Further, many states had Good Samaritan statutes in place before the COVID-19 outbreak. For example, in Texas, Section 74.151 of the Civil Practice and Remedies Code provides that a person who, in good faith, administers emergency care is not liable for civil damages for an act performed during the emergency, unless the act is willfully or wantonly negligent.

Finally, many states have issued executive orders or passed legislation protecting doctors, nurses, and other hospital staff from medical malpractice lawsuits arising out of the COVID-19 pandemic.  For example, New Jersey Governor Phil Murphy signed an executive order on April 1, 2020 providing broad civil immunity for health care professionals. Further, New York Governor Andrew Cuomo signed Executive Order 202.10, which provides immunity from civil claims against health care providers for injury or death alleged to have been sustained directly as a result of an act or omission by such professional in the course of providing medical services in support of the State’s response to the COVID-19 outbreak (unless caused by gross negligence).

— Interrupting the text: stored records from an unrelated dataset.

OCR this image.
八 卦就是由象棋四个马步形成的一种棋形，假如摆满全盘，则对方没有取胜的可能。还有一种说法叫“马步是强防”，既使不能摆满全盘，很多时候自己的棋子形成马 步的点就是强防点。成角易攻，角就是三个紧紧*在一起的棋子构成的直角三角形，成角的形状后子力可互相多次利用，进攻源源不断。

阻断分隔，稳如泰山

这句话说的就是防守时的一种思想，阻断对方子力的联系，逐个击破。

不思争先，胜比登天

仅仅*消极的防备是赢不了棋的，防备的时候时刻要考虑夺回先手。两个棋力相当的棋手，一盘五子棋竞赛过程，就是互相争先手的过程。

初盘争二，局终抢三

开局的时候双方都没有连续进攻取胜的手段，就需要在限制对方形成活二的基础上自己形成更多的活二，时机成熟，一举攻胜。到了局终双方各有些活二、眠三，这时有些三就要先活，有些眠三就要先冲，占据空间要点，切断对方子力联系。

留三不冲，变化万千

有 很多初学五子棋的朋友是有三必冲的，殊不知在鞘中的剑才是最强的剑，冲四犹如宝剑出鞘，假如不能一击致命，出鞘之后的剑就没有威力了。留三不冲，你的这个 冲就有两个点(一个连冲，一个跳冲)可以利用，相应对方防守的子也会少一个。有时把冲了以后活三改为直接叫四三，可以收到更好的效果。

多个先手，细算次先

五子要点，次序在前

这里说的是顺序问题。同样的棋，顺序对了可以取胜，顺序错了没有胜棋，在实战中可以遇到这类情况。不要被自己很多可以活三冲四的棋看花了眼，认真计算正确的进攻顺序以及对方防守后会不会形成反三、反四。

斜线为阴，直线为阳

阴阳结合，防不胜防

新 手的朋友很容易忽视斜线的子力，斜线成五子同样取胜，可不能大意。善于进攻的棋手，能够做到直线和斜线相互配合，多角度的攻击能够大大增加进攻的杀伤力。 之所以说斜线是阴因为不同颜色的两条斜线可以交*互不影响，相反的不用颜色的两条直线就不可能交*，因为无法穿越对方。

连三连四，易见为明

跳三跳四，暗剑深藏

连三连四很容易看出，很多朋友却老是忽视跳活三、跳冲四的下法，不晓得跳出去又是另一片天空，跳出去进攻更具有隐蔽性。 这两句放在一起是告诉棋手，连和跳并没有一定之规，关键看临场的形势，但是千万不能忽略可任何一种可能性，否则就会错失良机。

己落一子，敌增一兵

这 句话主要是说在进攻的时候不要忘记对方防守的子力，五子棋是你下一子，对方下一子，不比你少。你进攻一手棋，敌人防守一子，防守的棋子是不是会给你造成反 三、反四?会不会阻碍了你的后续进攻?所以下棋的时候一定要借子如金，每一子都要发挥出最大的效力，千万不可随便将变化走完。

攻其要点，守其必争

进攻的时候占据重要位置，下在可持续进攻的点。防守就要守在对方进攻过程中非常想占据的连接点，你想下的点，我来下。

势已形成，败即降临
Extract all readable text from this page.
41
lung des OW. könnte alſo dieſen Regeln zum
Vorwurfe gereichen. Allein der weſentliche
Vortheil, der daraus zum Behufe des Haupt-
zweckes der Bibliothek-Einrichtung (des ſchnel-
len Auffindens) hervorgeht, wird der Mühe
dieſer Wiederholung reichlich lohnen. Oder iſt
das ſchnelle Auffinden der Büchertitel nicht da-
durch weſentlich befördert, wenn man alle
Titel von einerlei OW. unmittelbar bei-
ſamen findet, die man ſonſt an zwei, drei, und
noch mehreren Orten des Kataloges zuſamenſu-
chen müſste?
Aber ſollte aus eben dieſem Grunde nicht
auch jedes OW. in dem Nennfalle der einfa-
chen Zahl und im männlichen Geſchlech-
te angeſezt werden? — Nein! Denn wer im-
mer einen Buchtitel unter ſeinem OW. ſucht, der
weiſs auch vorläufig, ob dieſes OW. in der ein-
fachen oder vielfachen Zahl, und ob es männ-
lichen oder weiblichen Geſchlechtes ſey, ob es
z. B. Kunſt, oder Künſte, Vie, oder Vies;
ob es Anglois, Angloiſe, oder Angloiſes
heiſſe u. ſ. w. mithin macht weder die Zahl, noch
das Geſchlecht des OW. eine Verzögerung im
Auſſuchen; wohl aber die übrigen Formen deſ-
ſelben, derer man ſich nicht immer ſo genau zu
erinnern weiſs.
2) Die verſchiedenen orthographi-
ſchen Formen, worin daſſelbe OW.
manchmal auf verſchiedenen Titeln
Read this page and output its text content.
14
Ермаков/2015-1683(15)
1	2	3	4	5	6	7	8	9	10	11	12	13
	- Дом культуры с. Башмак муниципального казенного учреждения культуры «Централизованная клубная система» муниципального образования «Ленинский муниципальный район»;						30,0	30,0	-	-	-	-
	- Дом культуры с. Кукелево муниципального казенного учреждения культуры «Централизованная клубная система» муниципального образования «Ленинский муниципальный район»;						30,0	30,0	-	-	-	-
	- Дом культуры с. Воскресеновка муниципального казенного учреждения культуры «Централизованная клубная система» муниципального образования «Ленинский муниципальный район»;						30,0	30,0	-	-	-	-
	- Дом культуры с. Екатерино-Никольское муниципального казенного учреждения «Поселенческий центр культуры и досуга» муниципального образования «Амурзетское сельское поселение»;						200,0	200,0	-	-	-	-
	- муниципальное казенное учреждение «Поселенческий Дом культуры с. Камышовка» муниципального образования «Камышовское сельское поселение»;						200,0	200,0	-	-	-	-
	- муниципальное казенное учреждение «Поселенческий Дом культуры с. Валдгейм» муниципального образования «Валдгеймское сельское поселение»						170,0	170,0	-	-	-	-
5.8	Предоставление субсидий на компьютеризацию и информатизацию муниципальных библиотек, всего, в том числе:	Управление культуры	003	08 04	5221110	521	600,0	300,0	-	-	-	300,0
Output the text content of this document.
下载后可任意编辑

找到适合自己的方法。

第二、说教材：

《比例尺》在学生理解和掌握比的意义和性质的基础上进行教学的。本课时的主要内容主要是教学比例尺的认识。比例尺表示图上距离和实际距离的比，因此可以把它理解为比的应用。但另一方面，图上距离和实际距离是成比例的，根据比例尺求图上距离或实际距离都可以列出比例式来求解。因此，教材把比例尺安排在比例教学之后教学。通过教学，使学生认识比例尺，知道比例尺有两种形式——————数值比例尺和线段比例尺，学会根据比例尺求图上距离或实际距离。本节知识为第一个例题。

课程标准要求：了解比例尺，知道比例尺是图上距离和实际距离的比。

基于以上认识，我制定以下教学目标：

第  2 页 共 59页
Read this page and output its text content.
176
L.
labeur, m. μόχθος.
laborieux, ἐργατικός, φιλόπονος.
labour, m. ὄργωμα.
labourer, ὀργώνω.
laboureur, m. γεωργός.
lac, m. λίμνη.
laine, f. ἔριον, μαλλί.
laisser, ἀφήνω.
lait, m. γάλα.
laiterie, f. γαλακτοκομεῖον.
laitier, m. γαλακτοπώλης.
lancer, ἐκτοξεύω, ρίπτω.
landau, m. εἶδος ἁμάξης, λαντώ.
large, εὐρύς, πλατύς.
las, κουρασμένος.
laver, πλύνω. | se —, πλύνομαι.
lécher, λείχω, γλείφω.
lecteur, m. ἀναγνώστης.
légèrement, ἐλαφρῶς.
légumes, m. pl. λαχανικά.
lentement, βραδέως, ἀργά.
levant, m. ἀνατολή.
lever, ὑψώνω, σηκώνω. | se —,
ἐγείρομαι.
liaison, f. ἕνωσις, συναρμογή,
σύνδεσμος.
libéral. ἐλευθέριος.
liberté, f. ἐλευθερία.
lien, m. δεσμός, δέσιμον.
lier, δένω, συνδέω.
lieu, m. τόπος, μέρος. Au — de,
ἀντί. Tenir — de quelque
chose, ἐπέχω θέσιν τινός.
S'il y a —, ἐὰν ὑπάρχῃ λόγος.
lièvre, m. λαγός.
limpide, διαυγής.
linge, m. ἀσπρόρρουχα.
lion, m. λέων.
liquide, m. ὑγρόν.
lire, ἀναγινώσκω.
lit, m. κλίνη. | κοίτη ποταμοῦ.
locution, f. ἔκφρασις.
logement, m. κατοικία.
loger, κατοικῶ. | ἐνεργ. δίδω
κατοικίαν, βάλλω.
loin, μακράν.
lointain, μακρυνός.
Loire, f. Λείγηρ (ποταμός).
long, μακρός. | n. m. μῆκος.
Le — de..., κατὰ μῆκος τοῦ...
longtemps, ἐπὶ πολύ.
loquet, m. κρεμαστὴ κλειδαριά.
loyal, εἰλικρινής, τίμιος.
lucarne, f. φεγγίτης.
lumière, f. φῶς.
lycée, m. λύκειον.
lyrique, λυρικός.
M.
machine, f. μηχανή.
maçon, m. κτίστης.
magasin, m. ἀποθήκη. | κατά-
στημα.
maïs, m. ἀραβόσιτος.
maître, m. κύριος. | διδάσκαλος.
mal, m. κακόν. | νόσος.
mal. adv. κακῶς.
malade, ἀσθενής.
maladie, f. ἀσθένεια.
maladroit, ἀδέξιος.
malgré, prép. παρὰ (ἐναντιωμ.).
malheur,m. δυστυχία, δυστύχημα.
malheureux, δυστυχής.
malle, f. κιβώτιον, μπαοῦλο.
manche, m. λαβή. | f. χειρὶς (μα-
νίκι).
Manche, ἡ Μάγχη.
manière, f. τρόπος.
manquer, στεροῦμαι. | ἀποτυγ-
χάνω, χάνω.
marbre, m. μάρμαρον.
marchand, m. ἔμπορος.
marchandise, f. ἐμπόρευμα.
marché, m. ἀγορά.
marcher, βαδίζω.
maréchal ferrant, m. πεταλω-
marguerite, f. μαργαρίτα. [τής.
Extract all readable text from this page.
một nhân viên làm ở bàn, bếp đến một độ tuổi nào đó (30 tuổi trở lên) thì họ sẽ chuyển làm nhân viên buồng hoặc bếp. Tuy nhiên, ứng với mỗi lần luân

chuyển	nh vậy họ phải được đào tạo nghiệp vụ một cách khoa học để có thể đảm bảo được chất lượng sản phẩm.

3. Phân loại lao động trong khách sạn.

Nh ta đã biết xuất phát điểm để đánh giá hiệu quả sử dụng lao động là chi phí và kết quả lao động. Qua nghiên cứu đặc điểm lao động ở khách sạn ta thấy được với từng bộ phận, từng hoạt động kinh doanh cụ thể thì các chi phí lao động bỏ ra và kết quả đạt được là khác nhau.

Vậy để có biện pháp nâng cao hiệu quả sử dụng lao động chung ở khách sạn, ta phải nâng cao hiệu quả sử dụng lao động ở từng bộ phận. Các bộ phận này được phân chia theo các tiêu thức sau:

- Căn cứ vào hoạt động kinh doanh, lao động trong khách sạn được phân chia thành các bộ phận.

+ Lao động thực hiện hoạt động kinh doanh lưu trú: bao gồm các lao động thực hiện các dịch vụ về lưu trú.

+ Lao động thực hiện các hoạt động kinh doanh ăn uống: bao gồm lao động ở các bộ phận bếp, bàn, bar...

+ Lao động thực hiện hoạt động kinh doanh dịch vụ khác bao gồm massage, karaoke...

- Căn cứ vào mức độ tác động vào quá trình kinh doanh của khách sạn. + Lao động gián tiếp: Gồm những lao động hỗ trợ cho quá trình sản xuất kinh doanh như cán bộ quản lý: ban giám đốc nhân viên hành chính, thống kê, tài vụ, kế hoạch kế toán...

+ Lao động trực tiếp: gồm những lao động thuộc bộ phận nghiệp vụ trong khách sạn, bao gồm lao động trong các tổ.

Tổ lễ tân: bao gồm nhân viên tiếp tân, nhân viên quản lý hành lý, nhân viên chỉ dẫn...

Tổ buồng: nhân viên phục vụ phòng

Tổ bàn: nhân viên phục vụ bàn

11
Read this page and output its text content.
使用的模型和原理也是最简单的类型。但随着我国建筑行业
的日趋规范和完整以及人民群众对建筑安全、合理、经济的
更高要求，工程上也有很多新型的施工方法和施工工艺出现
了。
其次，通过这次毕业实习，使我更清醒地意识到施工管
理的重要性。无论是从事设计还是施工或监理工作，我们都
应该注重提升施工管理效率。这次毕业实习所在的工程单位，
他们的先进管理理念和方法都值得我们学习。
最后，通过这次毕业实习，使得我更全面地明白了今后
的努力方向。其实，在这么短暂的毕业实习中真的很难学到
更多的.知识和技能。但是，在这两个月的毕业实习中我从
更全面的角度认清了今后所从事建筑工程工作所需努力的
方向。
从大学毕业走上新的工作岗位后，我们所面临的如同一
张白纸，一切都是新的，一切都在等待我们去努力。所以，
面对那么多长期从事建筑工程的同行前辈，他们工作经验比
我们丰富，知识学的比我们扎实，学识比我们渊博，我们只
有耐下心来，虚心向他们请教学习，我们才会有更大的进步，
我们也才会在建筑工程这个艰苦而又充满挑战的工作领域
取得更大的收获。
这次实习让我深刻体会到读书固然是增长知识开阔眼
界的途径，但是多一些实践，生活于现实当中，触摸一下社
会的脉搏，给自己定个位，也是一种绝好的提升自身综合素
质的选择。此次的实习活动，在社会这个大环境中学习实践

On March 24, 2020, the Secretary of Health and Human Resources sent a letter to all state governors asking that they take immediate action along these lines, stating “it is imperative that [health care professionals] feel shielded from medical tort liability.” The letter recommended that “[s]tates should issue guidance summarizing the statutory scope of protections offered under their laws and the process necessary to attach those protections to a health professional's service” to prevent state variations from confusing or deterring health care professionals during the COVID-19 emergency. It is expected that states like Texas, which have not yet issued guidance regarding malpractice liability during this time, will soon be issuing such directives.